Arnaud Claass est un poète de l’image, opérant dans le réel une transformation délicate et sensible — cette métamorphose qu’Emmet Gowin qualifie d’opération mystique pour décrire la photographie de Frederick Sommer. De Gowin, Claass retient le sens unique de l’intime. Ses portraits de la série Continuités résonnent avec ceux d’Edith, réalisés par son aîné.
Fondus dans la nature, les corps déploient le champ des émotions, aussi variées que les espèces végétales ; nus et abandonnés au sommeil, ils laissent à la lumière le soin de révéler la beauté de leurs courbes et leur sensualité fragile ; observés de près, les sujets sont conscients d’être capturés, sans en réponse jouer la comédie.
Il arrive même que les visages disparaissent pour laisser place à la suggestion, au mystère, et parfois au morbide. Une photographie troublante représente un cheval qui courbe l’échine tant et si bien qu’il semble décapité, centaure en devenir qui invite à appréhender le monde avec l’instinct et non la raison.
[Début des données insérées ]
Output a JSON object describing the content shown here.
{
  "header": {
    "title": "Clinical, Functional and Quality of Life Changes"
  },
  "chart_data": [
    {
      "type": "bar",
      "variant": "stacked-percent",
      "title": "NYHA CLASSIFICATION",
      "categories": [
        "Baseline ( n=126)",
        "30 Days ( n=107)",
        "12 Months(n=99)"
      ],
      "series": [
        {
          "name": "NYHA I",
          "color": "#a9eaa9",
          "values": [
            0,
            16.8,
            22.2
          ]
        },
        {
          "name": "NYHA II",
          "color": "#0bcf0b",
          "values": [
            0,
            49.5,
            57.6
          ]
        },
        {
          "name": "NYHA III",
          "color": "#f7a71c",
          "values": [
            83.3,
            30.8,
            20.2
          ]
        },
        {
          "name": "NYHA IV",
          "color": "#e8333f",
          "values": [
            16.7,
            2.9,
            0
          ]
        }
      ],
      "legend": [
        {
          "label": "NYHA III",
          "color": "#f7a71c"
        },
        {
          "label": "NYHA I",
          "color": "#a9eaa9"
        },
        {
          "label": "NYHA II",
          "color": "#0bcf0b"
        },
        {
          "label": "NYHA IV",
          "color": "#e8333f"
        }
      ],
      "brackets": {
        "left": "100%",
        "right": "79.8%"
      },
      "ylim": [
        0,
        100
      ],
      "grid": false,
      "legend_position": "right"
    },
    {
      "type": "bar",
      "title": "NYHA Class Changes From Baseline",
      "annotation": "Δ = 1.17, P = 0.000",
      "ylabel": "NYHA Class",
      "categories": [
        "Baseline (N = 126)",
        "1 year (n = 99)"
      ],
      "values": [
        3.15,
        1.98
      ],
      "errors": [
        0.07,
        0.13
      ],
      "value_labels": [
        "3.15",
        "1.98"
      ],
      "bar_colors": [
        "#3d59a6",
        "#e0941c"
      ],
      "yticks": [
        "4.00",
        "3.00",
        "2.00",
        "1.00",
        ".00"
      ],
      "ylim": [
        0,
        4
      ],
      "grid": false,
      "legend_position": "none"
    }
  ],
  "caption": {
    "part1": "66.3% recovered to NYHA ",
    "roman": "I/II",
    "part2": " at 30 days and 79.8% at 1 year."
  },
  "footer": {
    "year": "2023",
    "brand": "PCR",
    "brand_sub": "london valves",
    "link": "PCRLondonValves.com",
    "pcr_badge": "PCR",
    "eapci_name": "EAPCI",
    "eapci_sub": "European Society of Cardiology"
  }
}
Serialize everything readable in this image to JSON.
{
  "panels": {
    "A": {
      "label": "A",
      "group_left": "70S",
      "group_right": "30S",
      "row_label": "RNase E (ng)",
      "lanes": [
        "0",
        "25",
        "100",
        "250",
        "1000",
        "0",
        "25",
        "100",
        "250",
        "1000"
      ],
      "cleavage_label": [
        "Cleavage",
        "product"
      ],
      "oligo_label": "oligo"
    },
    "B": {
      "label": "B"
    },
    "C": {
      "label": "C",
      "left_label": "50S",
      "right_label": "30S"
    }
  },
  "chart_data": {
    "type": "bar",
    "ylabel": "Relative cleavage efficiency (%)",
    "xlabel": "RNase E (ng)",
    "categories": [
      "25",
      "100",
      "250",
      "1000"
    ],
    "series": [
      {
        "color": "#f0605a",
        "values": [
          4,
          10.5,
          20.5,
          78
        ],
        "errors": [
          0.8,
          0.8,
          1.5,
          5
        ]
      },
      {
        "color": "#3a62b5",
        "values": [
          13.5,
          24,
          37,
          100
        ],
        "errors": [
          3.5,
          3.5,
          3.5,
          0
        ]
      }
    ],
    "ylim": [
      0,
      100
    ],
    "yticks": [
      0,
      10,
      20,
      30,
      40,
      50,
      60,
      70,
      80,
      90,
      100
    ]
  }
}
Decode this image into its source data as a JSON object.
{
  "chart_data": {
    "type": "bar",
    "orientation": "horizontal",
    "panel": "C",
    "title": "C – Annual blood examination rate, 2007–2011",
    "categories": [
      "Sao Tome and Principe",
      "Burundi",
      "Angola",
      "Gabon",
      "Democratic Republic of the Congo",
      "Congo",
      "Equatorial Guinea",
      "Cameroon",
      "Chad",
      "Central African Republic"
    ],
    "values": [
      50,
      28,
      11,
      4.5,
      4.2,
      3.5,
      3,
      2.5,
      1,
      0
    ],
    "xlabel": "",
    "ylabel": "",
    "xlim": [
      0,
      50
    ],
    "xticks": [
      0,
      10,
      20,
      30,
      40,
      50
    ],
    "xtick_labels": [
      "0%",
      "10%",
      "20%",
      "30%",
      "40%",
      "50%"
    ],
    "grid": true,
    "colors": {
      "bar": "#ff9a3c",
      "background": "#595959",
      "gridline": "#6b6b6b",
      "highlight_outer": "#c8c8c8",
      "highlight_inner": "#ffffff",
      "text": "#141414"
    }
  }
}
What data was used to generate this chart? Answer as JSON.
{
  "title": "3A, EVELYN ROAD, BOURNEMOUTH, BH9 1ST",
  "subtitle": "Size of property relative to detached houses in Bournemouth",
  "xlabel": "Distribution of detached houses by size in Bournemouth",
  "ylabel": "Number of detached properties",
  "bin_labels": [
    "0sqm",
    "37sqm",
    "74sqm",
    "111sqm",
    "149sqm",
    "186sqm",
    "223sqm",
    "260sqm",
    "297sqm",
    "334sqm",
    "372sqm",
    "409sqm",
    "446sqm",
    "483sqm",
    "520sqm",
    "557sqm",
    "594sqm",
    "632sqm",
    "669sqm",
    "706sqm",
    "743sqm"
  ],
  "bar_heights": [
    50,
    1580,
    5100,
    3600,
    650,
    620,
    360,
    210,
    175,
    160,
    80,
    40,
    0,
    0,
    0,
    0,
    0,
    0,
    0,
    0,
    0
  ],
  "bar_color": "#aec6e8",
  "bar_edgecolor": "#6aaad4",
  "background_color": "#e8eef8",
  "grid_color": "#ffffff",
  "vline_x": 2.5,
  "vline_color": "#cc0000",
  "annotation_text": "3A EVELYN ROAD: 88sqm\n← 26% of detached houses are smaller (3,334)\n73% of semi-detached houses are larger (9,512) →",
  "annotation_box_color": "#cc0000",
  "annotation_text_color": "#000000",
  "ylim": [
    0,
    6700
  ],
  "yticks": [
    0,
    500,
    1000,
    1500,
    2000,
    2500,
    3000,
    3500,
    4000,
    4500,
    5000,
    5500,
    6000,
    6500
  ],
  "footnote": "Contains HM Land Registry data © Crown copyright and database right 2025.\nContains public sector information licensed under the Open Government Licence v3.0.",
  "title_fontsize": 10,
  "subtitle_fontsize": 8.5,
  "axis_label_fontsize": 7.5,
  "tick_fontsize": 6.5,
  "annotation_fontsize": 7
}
Plutôt que d’aborder l’œuvre d’Arnaud Claass chronologiquement et par série, le commissaire Robert Blake a choisi pour cette exceptionnelle rétrospective d’en faire ressortir les thèmes, les obsessions et les motifs.
Il raconte les histoires transversales qui pour Claass font l’essence de la photographie : « La photographie me permet d’entrevoir des bribes de fragments narratifs qui se déroulent sans cesse », écrit-il. Noir et blanc et couleur se répondent, portraits et natures mortes conversent pour illustrer la variété d’interprétations du réel, s’opposant ou s’enrichissant comme dans les collages qu’il a réalisés.
Il capture des détails, isole des éléments pour en pointer les notes surréalistes, isole ensuite des individus du capharnaüm urbain pour arrêter un instant le désordre humain dans l’ordre du temps. La série s’appelle Patience, comme un clin d’œil à autre poète, Rainer Maria Rilke, qui écrivait : « Un an ne compte pas : dix ans ne sont rien. L’été vient. Mais il ne vient que pour ceux qui savent attendre, aussi tranquilles et ouverts que s’ils avaient l’éternité devant eux. »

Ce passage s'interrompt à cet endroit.